I wasn't sure what this meant, so I looked at the source. It seems to be referring to tool APIs being designed around taking multiple targets as a list parameter, instead of hoping the model makes appropriately parallel tool calls. (This matches my experience btw, models are reluctant to make a large number of parallel calls simultaneously, and this seems more pronounced with weaker models.)

  • I think Anthropic may have mentioned this first, this pattern is also something my custom agent's tools are designed around, pretty sure I picked it up from them.

Instead of burning tokens on SOTA models, why not use a dirt-cheap specialised model for file editing?

Where the SOTA model just makes a cheaper model to make edits, and it does so.

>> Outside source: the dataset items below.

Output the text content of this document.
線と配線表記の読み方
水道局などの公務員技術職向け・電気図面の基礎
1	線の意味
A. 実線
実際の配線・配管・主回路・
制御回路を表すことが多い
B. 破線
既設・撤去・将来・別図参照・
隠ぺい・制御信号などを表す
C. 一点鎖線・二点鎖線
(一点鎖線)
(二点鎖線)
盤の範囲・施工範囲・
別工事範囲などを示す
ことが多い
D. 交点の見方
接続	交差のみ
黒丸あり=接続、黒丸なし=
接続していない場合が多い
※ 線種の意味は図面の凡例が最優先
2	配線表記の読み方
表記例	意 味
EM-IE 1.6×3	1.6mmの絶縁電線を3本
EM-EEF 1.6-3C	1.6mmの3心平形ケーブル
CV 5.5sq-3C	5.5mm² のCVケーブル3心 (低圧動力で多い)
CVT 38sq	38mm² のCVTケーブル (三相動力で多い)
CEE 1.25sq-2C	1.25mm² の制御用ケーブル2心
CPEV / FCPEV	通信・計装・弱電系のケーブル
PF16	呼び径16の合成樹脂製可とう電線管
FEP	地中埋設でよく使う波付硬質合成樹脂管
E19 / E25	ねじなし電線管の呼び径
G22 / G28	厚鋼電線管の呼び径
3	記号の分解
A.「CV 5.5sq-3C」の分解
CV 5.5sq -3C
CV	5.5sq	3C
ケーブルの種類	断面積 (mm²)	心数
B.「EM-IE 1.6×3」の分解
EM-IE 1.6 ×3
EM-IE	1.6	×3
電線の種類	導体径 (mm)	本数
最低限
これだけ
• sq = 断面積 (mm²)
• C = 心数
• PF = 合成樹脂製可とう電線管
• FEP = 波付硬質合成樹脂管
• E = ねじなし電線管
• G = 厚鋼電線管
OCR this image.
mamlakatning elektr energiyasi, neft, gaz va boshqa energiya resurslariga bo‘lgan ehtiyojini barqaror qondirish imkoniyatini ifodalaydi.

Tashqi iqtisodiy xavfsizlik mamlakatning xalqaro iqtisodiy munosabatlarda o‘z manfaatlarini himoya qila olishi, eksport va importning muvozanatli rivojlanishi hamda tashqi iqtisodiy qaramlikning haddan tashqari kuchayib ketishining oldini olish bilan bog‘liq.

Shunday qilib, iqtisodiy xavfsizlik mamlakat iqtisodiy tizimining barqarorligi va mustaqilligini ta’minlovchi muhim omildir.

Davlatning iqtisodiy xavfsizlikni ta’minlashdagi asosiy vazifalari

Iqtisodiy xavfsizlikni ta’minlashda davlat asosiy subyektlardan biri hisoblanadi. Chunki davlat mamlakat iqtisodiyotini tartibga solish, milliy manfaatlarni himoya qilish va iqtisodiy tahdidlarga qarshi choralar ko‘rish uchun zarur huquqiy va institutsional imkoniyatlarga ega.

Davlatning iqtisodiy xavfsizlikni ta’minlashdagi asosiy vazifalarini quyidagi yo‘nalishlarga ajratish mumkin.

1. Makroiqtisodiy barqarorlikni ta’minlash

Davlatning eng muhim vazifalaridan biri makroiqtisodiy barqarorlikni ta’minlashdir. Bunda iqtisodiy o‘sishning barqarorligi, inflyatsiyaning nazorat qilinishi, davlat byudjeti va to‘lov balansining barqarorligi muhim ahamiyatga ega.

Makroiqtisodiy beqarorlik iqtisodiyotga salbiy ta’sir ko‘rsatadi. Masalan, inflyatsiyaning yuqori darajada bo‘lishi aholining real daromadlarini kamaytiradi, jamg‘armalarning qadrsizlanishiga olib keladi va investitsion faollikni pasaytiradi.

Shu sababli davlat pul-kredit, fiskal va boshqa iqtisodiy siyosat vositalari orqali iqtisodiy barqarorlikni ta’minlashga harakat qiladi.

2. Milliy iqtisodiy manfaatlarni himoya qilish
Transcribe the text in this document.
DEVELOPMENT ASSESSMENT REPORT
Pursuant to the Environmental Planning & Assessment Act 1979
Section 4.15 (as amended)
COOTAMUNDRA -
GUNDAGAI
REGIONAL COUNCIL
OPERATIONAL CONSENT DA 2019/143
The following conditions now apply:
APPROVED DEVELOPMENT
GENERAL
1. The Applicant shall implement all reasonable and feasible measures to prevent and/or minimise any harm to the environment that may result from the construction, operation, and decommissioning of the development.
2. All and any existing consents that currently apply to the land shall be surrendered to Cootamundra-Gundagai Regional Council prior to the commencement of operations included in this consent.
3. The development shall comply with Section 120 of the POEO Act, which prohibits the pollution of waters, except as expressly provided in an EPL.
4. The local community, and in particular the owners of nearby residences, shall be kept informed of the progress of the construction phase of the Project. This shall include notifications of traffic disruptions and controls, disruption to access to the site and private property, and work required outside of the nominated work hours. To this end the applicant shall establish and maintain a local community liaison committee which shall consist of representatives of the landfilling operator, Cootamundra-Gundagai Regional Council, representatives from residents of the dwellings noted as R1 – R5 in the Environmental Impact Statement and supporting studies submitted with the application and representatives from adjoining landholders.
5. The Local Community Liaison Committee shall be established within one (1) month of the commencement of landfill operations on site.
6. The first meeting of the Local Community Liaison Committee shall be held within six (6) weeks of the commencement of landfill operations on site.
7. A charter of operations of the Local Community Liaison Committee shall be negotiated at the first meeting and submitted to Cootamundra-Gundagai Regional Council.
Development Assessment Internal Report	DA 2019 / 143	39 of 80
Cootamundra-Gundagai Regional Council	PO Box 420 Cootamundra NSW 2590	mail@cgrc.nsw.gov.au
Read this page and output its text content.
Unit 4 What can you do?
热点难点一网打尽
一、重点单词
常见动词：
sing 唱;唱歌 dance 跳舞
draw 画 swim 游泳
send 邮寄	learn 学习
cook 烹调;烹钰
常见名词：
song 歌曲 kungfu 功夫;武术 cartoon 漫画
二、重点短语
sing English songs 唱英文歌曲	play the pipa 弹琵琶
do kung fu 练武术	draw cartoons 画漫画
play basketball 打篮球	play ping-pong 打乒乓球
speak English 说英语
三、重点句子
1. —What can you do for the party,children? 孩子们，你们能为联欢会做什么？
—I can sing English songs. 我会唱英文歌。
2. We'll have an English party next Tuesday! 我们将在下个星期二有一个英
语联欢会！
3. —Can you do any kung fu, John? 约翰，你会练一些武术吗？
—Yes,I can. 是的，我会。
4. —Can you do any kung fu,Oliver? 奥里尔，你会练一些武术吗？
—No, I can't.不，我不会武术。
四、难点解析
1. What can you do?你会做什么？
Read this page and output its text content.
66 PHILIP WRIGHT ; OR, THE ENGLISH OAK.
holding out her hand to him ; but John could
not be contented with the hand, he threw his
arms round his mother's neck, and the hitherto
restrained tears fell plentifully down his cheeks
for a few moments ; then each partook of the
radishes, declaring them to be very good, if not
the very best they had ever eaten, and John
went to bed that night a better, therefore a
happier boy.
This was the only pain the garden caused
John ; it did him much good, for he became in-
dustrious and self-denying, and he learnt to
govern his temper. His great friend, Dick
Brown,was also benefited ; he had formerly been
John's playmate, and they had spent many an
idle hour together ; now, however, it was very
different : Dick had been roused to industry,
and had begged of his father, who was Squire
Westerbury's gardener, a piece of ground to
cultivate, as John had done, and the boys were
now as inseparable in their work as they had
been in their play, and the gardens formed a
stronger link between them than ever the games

  • Yeah I also believe that there are plenty of efficiency gains available by using different models for different tasks. Reasoning models such as opus should only be used for the main planning and decision flows, but sub operations (exploring, applying edits etc etc) could be delegated to smaller and cheaper models. You also end up with a much smaller context for the main big model

Is there a complete list of the tools somewhere? I'm interested in how you chose to expose the AST specifically. In my own harness attempts I wanted to keep the number of tools absolutely minimal and briefly experimented with including an AST lib to use via an execute_python tool (plus some examples in the system prompt). Results were mixed though, with most models preferring ripgrep.

It would be really cool to do a causality investigation to determine which one of these boosts it so much / quantify how much each matters. Who knows, they may all interact in a sum-is-greater-than-parts way that only improves the score when shipped altogether.

Did you consider incorporating ast-grep or gritql?

Congratulations, great work.

  • Can't speak for OP but I tried providing ast-grep in the execution context of an execute_bash tool, but even with pretty aggressive steering most models just don't seem to use it a lot. More expensive/SOTA models or higher reasoning increases the chances but lowers speed and raises cost. Maybe due to training bias for exploration tasks?

    • Yes, I've tried this passive approach too and didn't dig much further after that. I thought maybe they'd figured out something more intentional in the prompting to enable these kinds of approaches.